At the same time, there is a policy of direct support from the state budget to reduce investment costs - especially costs for research and development; purchase and transfer of technology - for large-scale electric car production and assembly projects. Focus on developing infrastructure for electric vehicles (charging stations, traffic infrastructure, land for charging stations, etc.); develop infrastructure for electric vehicles (charging stations, traffic infrastructure, land for charging stations, etc.).

To stimulate the electric vehicle market, Mr. Dao Cong Quyet, Head of the Public Relations Subcommittee, Vietnam Automobile Manufacturers Association (VAMA) continued to emphasize that from now until 2030, special consumption tax, registration fees and related taxes and fees should continue to be preferential for each electric vehicle model. Regarding charging stations, standards must be set to support the strong development of fast charging networks and home charging.

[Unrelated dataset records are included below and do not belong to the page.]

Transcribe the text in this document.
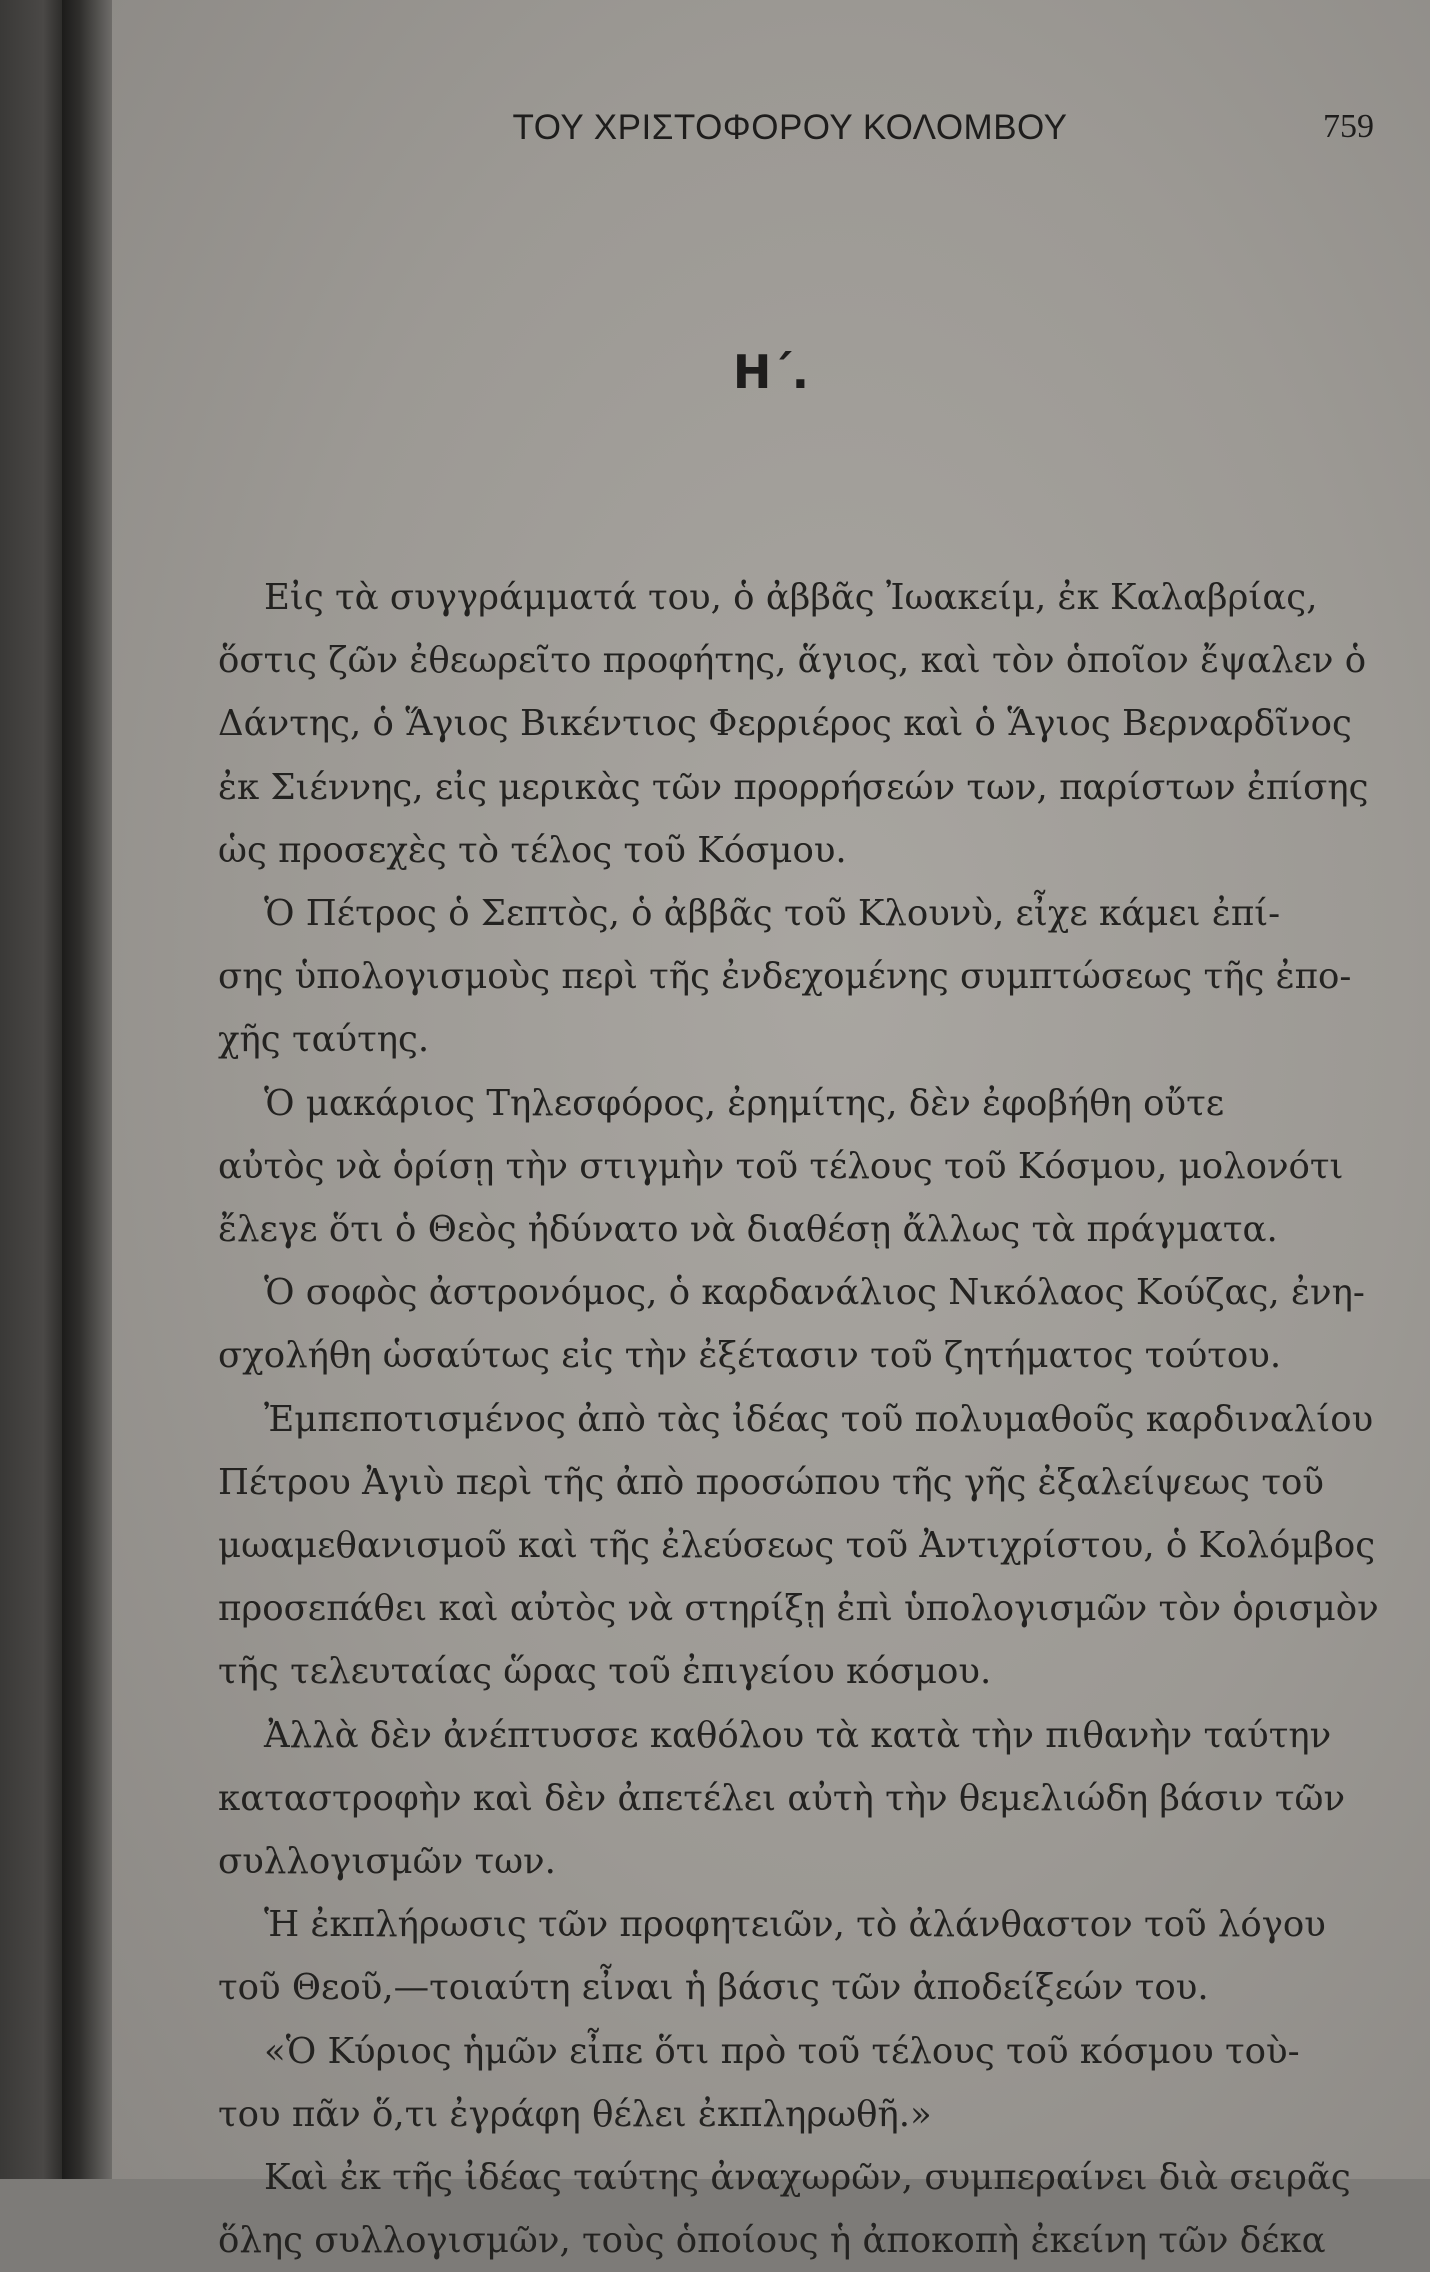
ΤΟΥ ΧΡΙΣΤΟΦΟΡΟΥ ΚΟΛΟΜΒΟΥ	759
Η΄.
Εἰς τὰ συγγράμματά του, ὁ ἀββᾶς Ἰωακείμ, ἐκ Καλαβρίας,
ὅστις ζῶν ἐθεωρεῖτο προφήτης, ἅγιος, καὶ τὸν ὁποῖον ἔψαλεν ὁ
Δάντης, ὁ Ἅγιος Βικέντιος Φερριέρος καὶ ὁ Ἅγιος Βερναρδῖνος
ἐκ Σιέννης, εἰς μερικὰς τῶν προρρήσεών των, παρίστων ἐπίσης
ὡς προσεχὲς τὸ τέλος τοῦ Κόσμου.
Ὁ Πέτρος ὁ Σεπτὸς, ὁ ἀββᾶς τοῦ Κλουνὺ, εἶχε κάμει ἐπί-
σης ὑπολογισμοὺς περὶ τῆς ἐνδεχομένης συμπτώσεως τῆς ἐπο-
χῆς ταύτης.
Ὁ μακάριος Τηλεσφόρος, ἐρημίτης, δὲν ἐφοβήθη οὔτε
αὐτὸς νὰ ὁρίσῃ τὴν στιγμὴν τοῦ τέλους τοῦ Κόσμου, μολονότι
ἔλεγε ὅτι ὁ Θεὸς ἠδύνατο νὰ διαθέσῃ ἄλλως τὰ πράγματα.
Ὁ σοφὸς ἀστρονόμος, ὁ καρδανάλιος Νικόλαος Κούζας, ἐνη-
σχολήθη ὡσαύτως εἰς τὴν ἐξέτασιν τοῦ ζητήματος τούτου.
Ἐμπεποτισμένος ἀπὸ τὰς ἰδέας τοῦ πολυμαθοῦς καρδιναλίου
Πέτρου Ἀγιὺ περὶ τῆς ἀπὸ προσώπου τῆς γῆς ἐξαλείψεως τοῦ
μωαμεθανισμοῦ καὶ τῆς ἐλεύσεως τοῦ Ἀντιχρίστου, ὁ Κολόμβος
προσεπάθει καὶ αὐτὸς νὰ στηρίξῃ ἐπὶ ὑπολογισμῶν τὸν ὁρισμὸν
τῆς τελευταίας ὥρας τοῦ ἐπιγείου κόσμου.
Ἀλλὰ δὲν ἀνέπτυσσε καθόλου τὰ κατὰ τὴν πιθανὴν ταύτην
καταστροφὴν καὶ δὲν ἀπετέλει αὐτὴ τὴν θεμελιώδη βάσιν τῶν
συλλογισμῶν των.
Ἡ ἐκπλήρωσις τῶν προφητειῶν, τὸ ἀλάνθαστον τοῦ λόγου
τοῦ Θεοῦ,—τοιαύτη εἶναι ἡ βάσις τῶν ἀποδείξεών του.
«Ὁ Κύριος ἡμῶν εἶπε ὅτι πρὸ τοῦ τέλους τοῦ κόσμου τοὺ-
του πᾶν ὅ,τι ἐγράφη θέλει ἐκπληρωθῆ.»
Καὶ ἐκ τῆς ἰδέας ταύτης ἀναχωρῶν, συμπεραίνει διὰ σειρᾶς
ὅλης συλλογισμῶν, τοὺς ὁποίους ἡ ἀποκοπὴ ἐκείνη τῶν δέκα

Electric motorbikes are ready to leave the factory in Vietnam. Photo: BAO LINH

At the same time, support for factory construction, support for research and development activities... with manufacturing enterprises. "These incentives will gradually decrease in the next stage when electric vehicles have a certain market share. After 2050, electric vehicles will not need separate support policies," Mr. Dao Cong Quyet suggested.

Notably, in Decision No. 876/QD-TTg dated July 22, 2022 of the Prime Minister approving the Action Program on green energy conversion, carbon and methane emission reduction of the transport sector, specific tasks were assigned to ministries and branches.

In particular, the Ministry of Industry and Trade takes the lead in developing the industry of manufacturing vehicles and transportation equipment using electricity and green energy; producing and supplying electricity and green energy to replace fossil fuels to meet domestic demand; expanding the blending and supply of biofuels; developing electric charging systems and green energy for vehicles.

The Ministry of Transport shall take the lead in developing and perfecting institutions and policies related to improving energy efficiency, converting to using electricity and green energy for green vehicles, equipment and infrastructure in transport; investing in developing the transport infrastructure system according to the planning; developing human resources ready to receive, transfer, manage, exploit and operate new technologies on green vehicles, equipment and infrastructure.

Under the direction of the Prime Minister, the Ministry of Industry and Trade is coordinating with ministries and branches to develop a Strategy for the development of Vietnam's electric automobile industry until 2035, with a vision to 2050, with one of the focuses being the development of electric cars and environmentally friendly cars.